In der Schule mit dem Schwerpunkt körperliche und motorische Entwicklung werden Kinder in den folgenden vier Fachbereichen von den Logopädinnen Heidi Ahrens und Mariyke van der Linde therapeutisch:
In diesen vier Bereichen kann man folgende Störungsbilder finden:
| Sprechen: | Auffälligkeiten bei der Artikulation, phonetische und phonologische Störungen |
| Dysarthrie (geringe, bzw. geringere Verständlichkeit aufgrund neurologischer Störungen) | |
| Stottern und Poltern | |
| Mundmotorische Störungen, die sich auch auf Ess- und Trinkverhalten sowie auf die Artikulation auswirken können | |
| Sprache: | Sprachentwicklungsverzögerung oder -störung |
| Wortschatzdefizite (Speicherung und Abruf kann betroffen sein) | |
| Dysgrammatismus | |
| Aphasie | |
| Stimme: | Unphysiologischer Atem |
| Stimmstörungen | |
| Hören: | Schwerhörigkeit (mittel- bis hochgradige) mit Auswirkungen auf die Sprache und das Sprechen |
| Auditive Wahrnehmungsstörungen (z.B. Richtungshören, auditive Diskrimination und Selektion betroffen) |
Die nichtsprechenden oder kaum verständlich sprechenden Schüler haben die Möglichkeit, verschiedenste Formen der "unterstützten Kommunikation" (UK) auszuprobieren. Die meisten Schüler werden in einer Einzelförderung logopädisch betreut. Manchmal ist es wünschenswert, dass ein Kind von mehreren Disziplinen gleichzeitig behandelt wird. In der Schule ist diese interdisziplinäre Zusammenarbeit einfach zu realisieren. Die Therapie kann auch, je nach Bedarf, in den Unterricht integriert werden.
An unserer Schule gibt es eine Reihe von Schülern, die mit den Mitteln der "Unterstützten Kommunikation" gefördert werden (müssen).
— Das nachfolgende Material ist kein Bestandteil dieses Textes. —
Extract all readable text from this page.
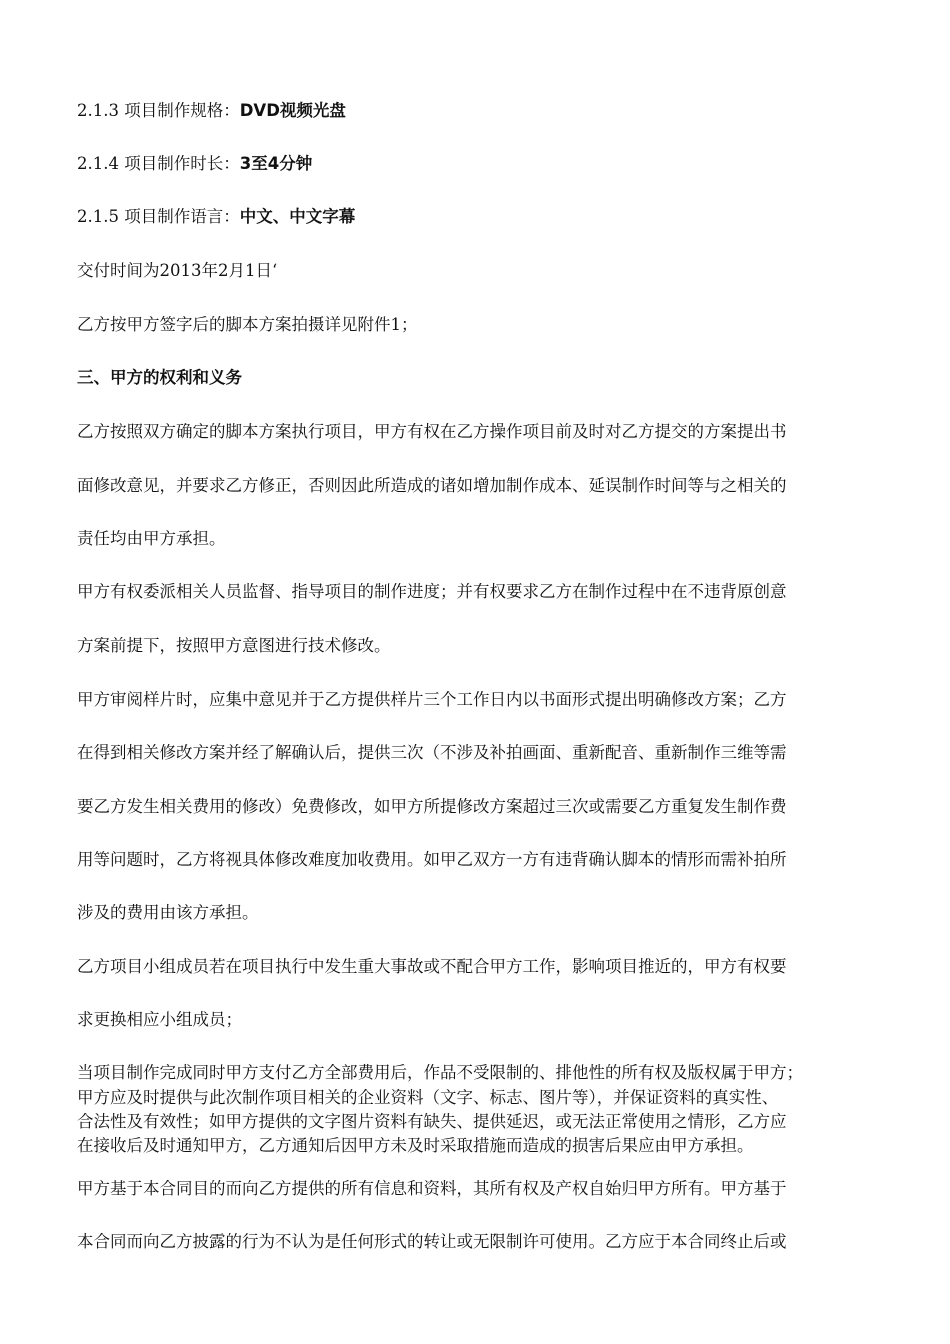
2.1.3 项目制作规格：DVD视频光盘
2.1.4 项目制作时长：3至4分钟
2.1.5 项目制作语言：中文、中文字幕
交付时间为2013年2月1日‘
乙方按甲方签字后的脚本方案拍摄详见附件1；
三、甲方的权利和义务
乙方按照双方确定的脚本方案执行项目，甲方有权在乙方操作项目前及时对乙方提交的方案提出书
面修改意见，并要求乙方修正，否则因此所造成的诸如增加制作成本、延误制作时间等与之相关的
责任均由甲方承担。
甲方有权委派相关人员监督、指导项目的制作进度；并有权要求乙方在制作过程中在不违背原创意
方案前提下，按照甲方意图进行技术修改。
甲方审阅样片时，应集中意见并于乙方提供样片三个工作日内以书面形式提出明确修改方案；乙方
在得到相关修改方案并经了解确认后，提供三次（不涉及补拍画面、重新配音、重新制作三维等需
要乙方发生相关费用的修改）免费修改，如甲方所提修改方案超过三次或需要乙方重复发生制作费
用等问题时，乙方将视具体修改难度加收费用。如甲乙双方一方有违背确认脚本的情形而需补拍所
涉及的费用由该方承担。
乙方项目小组成员若在项目执行中发生重大事故或不配合甲方工作，影响项目推近的，甲方有权要
求更换相应小组成员；
当项目制作完成同时甲方支付乙方全部费用后，作品不受限制的、排他性的所有权及版权属于甲方；
甲方应及时提供与此次制作项目相关的企业资料（文字、标志、图片等），并保证资料的真实性、
合法性及有效性；如甲方提供的文字图片资料有缺失、提供延迟，或无法正常使用之情形，乙方应
在接收后及时通知甲方，乙方通知后因甲方未及时采取措施而造成的损害后果应由甲方承担。
甲方基于本合同目的而向乙方提供的所有信息和资料，其所有权及产权自始归甲方所有。甲方基于
本合同而向乙方披露的行为不认为是任何形式的转让或无限制许可使用。乙方应于本合同终止后或
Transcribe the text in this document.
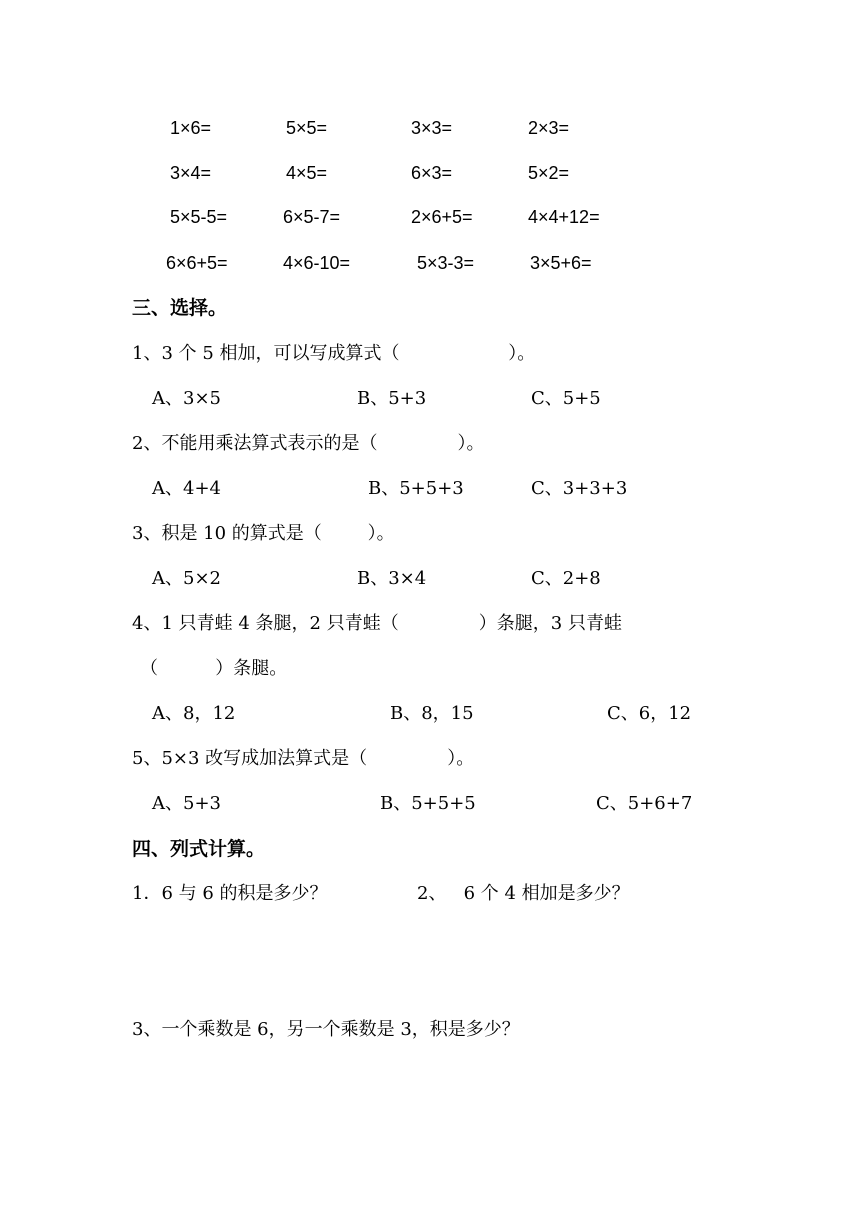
1×6=	5×5=	3×3=	2×3=
3×4=	4×5=	6×3=	5×2=
5×5-5=	6×5-7=	2×6+5=	4×4+12=
6×6+5=	4×6-10=	5×3-3=	3×5+6=
三、选择。
1、3 个 5 相加，可以写成算式（                   ）。
A、3×5	B、5+3	C、5+5
2、不能用乘法算式表示的是（              ）。
A、4+4	B、5+5+3	C、3+3+3
3、积是 10 的算式是（        ）。
A、5×2	B、3×4	C、2+8
4、1 只青蛙 4 条腿，2 只青蛙（              ）条腿，3 只青蛙
（          ）条腿。
A、8，12	B、8，15	C、6，12
5、5×3 改写成加法算式是（              ）。
A、5+3	B、5+5+5	C、5+6+7
四、列式计算。
1．6 与 6 的积是多少？	2、   6 个 4 相加是多少？
3、一个乘数是 6，另一个乘数是 3，积是多少？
Es handelt sich dabei um Schüler, deren lautsprachliche Fähigkeiten so stark beeinträchtigt sind, dass sie sich nur schwer, teilweise überhaupt nicht oder aber nur für vertraute Personen verständlich ausdrücken können.
Förderkonzepte der UK
Zur Förderung dieser Schüler hat sich in den letzten Jahren eine „Fachrichtung“ etabliert, in der Fachleute unterschiedlicher Professionen (Logopäden, Ergotherapeuten, Sonderpädagogen) Methoden entwickelt haben, mit denen sich auch solche Schüler Fremden gegenüber verständlich machen können. Es handelt sich dabei um Methoden, die die Lautsprache unterstützen und gegebenenfalls auch ersetzen. Zum Einsatz kommen dabei zum einen sogenannte körpereigene Kommunikationsformen wie Gebärden, Laute, Mimik, und Gestik. Reichen diese Kommunikationsformen nicht aus, können sogenannte externe Kommunikationshilfen zu Einsatz kommen. Es handelt sich dabei zum einen um nichtelektronische Kommunikationshilfen wie reale Objekte, Fotos und Bilder, Symbole, verschiedene Symbolsammlungen und Symboltafeln.